畢淑敏她的散文是澄清的,健康的,充滿活力的。她的素材全部取于平常人的生活,并沒有太多華麗的詞藻修飾,但卻總能觸及人的心弦。下面是關于讀畢淑敏散文集有感的內容,歡迎閱讀!
讀畢淑敏散文集有感1
在高中的時候,我就早已讀過畢淑敏的散文,例如《我的五樣》、《離太陽最近的樹》等等。也就是從那時起,我喜歡上了畢老師的文章。不僅語言優美生動,而且字字都鏗鏘有力,好似一杯清茶,帶給人一種清新留戀的感覺。因此,這個暑假,我特意挑了一本她的散文集來滋潤心田。
畢老師曾經在西藏阿里軍分區任軍區,1980年轉業回北京,開始從事寫作。對于這樣的轉變,很多人都會不解,包括我在內,當讀了《醫文異同》后,我才領悟其中的內涵?;蛟S在中國人的傳統思想中,文學屬文科,醫學屬理科,兩者非此即彼,有點勢不兩立的味道。但畢老師卻不這樣認為,她覺得文學與醫學也是有相同點的。其一,兩者研究的對象都是人,只是醫學注重的是生理,而文學更側重于心理,但它們的最終目的都是維持人的身心健康。其二,都共需高度的仁愛于責任。醫學是需要責任的,這個道理毋庸置疑,文學也需要責任。畢老師認為,既然拿了讀者的錢,就應對讀者負責。因為文學針對于人的心靈,心靈的瘢痕,可在平復多年的焦痂下沁血,在所有情感的梅雨季節,隱忍生痛。如此說來,文學家也應當具備仁愛于責任。其三,兩者均要面對同樣的千古之謎。我們生活的世界存在著許多未解之謎,沒有人敢想當然得說已經把整個世界弄透,弄明白了。這一點當然也成立。若從我個人角度來審視這個問題,我覺得,我們不應當把文科與理科完全孤立來看。其實,文科于理科也是有鏈接點的,或許受高考制度的影響,文科生于理科生的界限被清晰地劃分開來,但在分析問題時我們會發覺光靠單方面的知識與能力,我們永遠都達不到最高層,所以要想成為一個高素質的人才,文、理均應具備,我們也無需刻意對它們進行區分。
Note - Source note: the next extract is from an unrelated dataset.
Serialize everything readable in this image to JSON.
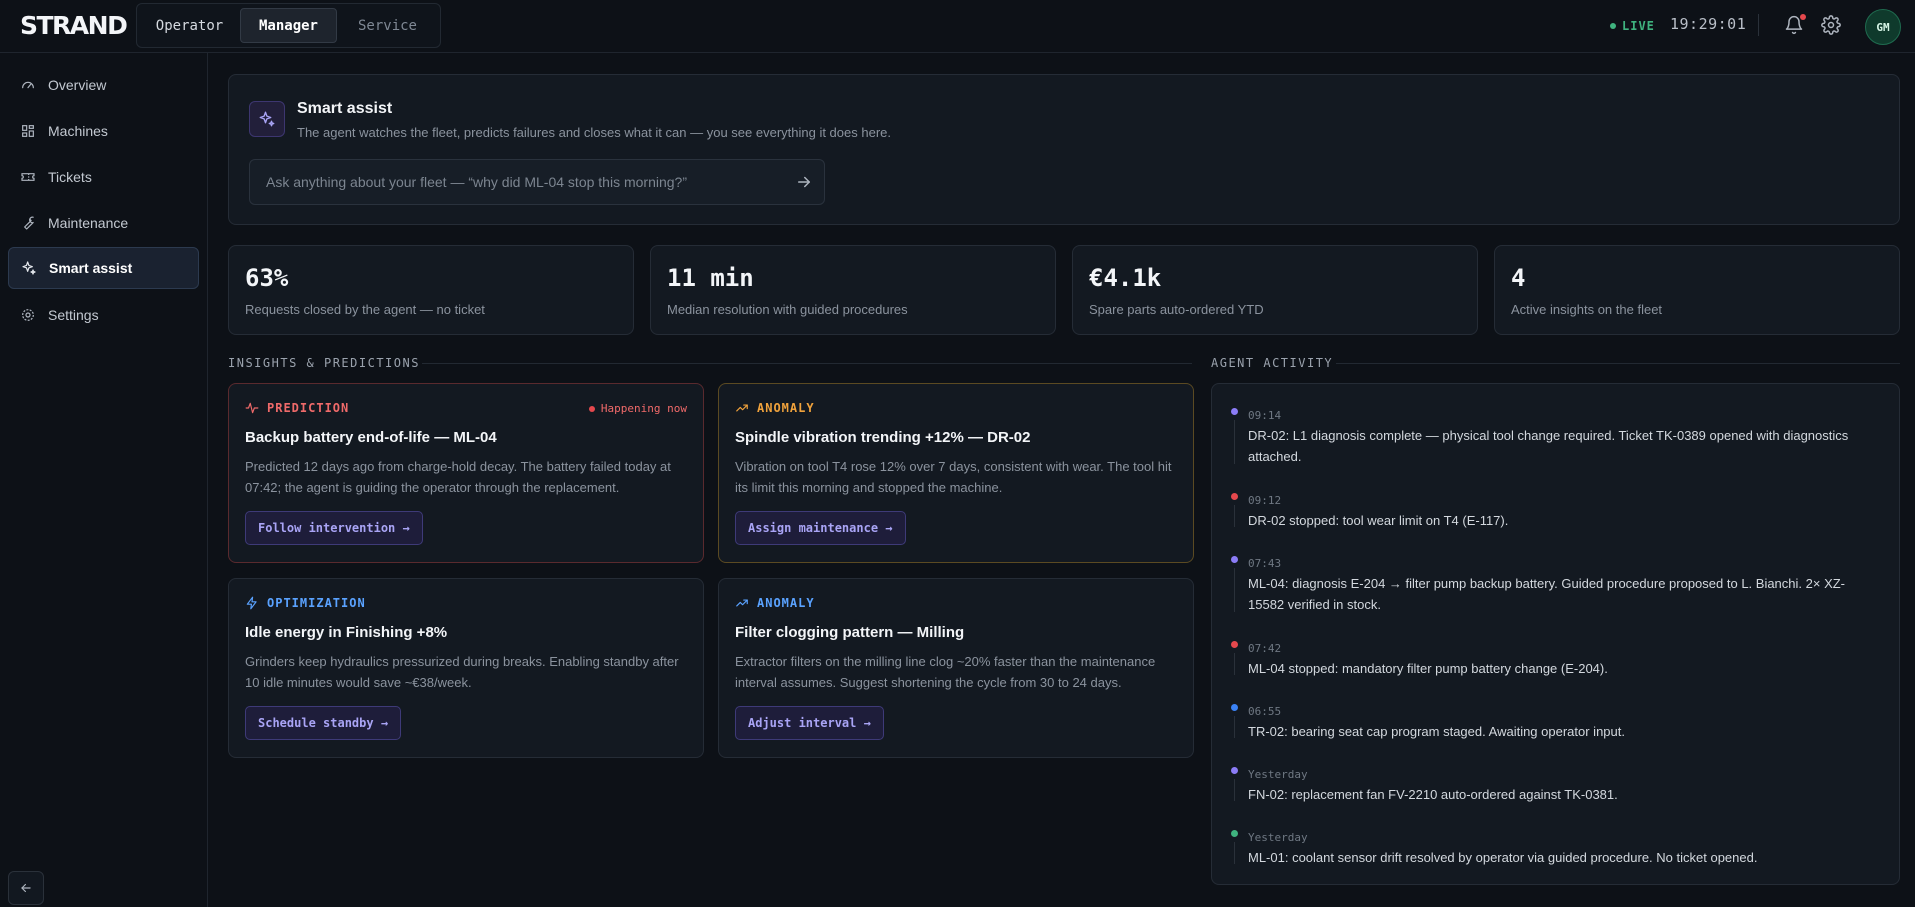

畢老師的文章之所以能吸引我,關鍵還在于文章所蘊含的深刻哲理。譬如《行駛拒絕權》一文中,告訴我們:拒絕是一種權利,更是一種主動地選擇。在生活中,拒絕如影隨形,是我們一生不可拒絕的密友。那如何做到正確的拒絕呢?拒絕應該是慎重思慮之后的一枚成熟的漿果,而不是強行捋下的酸葡萄。拒絕是沒有過錯的,該負責任的是我們在拒絕前作出的判斷。因此,我認為行駛“拒絕”是一門大智慧,如何恰當好處的行駛這種權利,是影響我們一生的一個重要因素。而此時,我為自己擬下了這樣一條:順境中拒絕自滿,逆境中拒絕放棄;工作中拒絕散漫,生活中拒絕放縱。再如《精神的三間小屋》中,畢老師將精神修建成為三間小屋。第一間是盛著我們的愛與恨。假若愛比恨多,那小屋就光明溫暖,假如恨比愛多,那小屋就陰風慘慘,歷息出沒。因此,我們需要給愛留下足夠的容量,讓圣潔的陽光透進這溫暖的小屋。第二間是盛放我們的事業。事業猶如田野,我們背負著它,播種著,耕耘著,收獲著,欣喜地走向生命的遠方。第三間是安放我們自身。我們需要有自己的頭腦,自己的思想,而不是受外物的牽絆、束縛。三間小屋,是建立精神的棲息地,是智慧生靈的義務,每個人都有權為建筑一個美觀,結實的小屋而努力奮斗著。在《曠野與城市》中,城市是一粒粒精致的銀扣,綴在曠野的黑綠色大氅上,不分晝夜地熠熠閃光,再簡陋的鄉村,也是城市的一脈兄長,而狂野呢,是大自然的肌膚,是大地的褶皺。當今社會,城市建設的速度越來越快,在這飛速前進的步伐中,我們卻遠離了自然,我們再也聞不到泥土的芳香,呼吸不到沒有汽車尾氣的空氣,吃不到沒有污染過的綠葉,殊不知善待曠野就是善待人類自身。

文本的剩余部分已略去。